It may surprise you to learn that for all my traditional values, I don’t believe women are the “weaker sex” – but let me explain.
Modern feminism is more than a little confused about what it means to be strong, or even what it means to be equal.
Because of this, they have collectively advanced the unscientific and illogical notion that both sexes are identical in bodily abilities — and failure to adopt said fallacy is just misogyny.
This is how you get lady firemen and maternity flight suits as marks of true progress which, if you’re not blinded by ideology, are clearly so degrading to women.
What they don’t seem to get is that women don’t need to match men’s physical power to be strong, and they certainly don’t need to do the same things as men to be equal.
Pretending that women should be carrying bodies out of burning buildings or soaring off into the wild blue yonder with morning sickness and swollen ankles actually denies the reality: Women are just as strong as men, just in a different way.
While we women may not be literally carrying the weight of the world on our shoulders, we carry all the worry or “mental load” of childrearing and keeping the home fires burning that last a lifetime.
We endure the gauntlet of pregnancy, childbirth, breastfeeding, and then the constant care and concern for that child’s lifetime.
We are also the ones who endure the sting of infertility or the trauma of miscarriage while our husbands are, at best, supportive spectators as our bodies betray us and bleed out the life of our young.
We are the ones who are the first to awaken to the sound of a child’s frightened call in the middle of the night or bolt out of bed from the unmistakable noises of a vomiting child, awake and ready to comfort or clean up or both no matter the hour.
We are the ones who sit up nights, chests heavy with worry while we pray and makes plans for the toddler not hitting his milestones, the middle schooler getting bullied, or the teen pulling away from the family.
That kind of sustained emotional outpouring and constant problem-solving are not for the weak.
Especially during World War II, it was the women who raised the children, stretched the rations, worked the fields or factories, made do with unexpected shortages in a pinch, and solved each new domestic catastrophe for years on end – all without the help or companionship of the men they sent off to war.
Even then, men had them beat in physical might – and war surely took its emotional and mental toll on them too – but the women at home were performing endless feats of courage, strength, and resilience as they took care of themselves, their kids, and their communities.
When both parents work in today’s world, women still shoulder most of the household chores and childcare. That’s not because of some patriarchal conspiracy, but because we’re uniquely oriented to tackle the relentless realities of life that require a woman’s touch rather than a man’s muscle.

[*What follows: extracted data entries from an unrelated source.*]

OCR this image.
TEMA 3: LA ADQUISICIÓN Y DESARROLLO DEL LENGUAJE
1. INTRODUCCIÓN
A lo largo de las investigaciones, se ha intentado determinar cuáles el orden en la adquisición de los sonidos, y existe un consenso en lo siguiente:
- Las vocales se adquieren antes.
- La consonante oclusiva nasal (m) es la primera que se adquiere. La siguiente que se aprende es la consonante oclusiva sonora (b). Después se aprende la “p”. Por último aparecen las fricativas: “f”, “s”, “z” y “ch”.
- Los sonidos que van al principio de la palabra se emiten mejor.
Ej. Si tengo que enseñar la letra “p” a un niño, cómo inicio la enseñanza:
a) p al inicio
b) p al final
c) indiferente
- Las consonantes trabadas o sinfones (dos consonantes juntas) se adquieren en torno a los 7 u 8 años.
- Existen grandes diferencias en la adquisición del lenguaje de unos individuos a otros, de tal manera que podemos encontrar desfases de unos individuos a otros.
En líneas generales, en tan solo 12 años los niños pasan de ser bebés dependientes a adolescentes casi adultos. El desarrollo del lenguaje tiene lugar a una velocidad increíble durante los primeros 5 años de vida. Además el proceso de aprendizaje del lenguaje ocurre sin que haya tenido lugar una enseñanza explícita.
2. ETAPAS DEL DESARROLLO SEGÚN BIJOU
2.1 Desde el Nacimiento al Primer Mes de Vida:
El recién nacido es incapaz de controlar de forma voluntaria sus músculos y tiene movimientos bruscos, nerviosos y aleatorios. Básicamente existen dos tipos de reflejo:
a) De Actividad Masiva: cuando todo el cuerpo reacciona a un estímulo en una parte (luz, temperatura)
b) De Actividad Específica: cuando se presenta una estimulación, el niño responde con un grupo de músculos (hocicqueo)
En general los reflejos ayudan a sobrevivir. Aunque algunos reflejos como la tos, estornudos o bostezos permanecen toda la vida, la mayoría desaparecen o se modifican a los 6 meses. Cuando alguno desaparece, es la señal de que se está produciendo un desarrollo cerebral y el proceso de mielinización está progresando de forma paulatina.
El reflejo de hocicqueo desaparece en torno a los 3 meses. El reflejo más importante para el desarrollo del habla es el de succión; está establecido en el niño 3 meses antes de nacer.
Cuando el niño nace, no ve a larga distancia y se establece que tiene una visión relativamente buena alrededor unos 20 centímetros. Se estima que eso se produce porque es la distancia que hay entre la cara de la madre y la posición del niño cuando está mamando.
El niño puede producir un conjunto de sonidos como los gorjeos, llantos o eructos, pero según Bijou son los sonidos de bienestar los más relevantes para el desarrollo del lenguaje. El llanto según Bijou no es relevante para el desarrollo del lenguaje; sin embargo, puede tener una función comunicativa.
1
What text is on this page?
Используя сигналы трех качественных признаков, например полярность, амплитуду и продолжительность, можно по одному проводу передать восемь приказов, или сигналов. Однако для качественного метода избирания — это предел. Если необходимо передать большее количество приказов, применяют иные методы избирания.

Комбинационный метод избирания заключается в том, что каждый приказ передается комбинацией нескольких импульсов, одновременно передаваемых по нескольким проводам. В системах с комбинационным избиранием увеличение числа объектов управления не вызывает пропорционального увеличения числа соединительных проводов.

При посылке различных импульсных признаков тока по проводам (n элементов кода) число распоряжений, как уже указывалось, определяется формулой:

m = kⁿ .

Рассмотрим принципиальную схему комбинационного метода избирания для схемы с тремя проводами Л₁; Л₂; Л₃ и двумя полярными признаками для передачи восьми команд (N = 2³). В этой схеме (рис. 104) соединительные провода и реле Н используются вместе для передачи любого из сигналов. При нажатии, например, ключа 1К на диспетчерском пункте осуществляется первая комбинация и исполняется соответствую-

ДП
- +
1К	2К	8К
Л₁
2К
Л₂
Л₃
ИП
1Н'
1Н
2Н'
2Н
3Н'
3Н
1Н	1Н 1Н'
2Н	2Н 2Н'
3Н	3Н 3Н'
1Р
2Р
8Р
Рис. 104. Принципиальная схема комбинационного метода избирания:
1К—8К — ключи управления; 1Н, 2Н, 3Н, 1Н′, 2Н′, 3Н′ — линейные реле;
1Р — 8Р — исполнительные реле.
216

The undeniable truth is that men and women are not the same in what we can do, but that doesn’t mean we’re not equal.
Instead, we are complementary in abilities and purpose – with some overlap to be sure – but each sex uniquely contributes to a marriage, a family, and to society with certain strengths and weaknesses.
If all the world needed was brute strength, life would be all jackhammers and no lullabies.
Women need men’s physical power to protect them, but men need the womanly strength of self-sacrificial love that gives them something to protect.
Women are only the weaker sex if you believe there’s only one kind of strength that matters — and feminists encouraging women to give up one for the other is the worst kind of misogyny.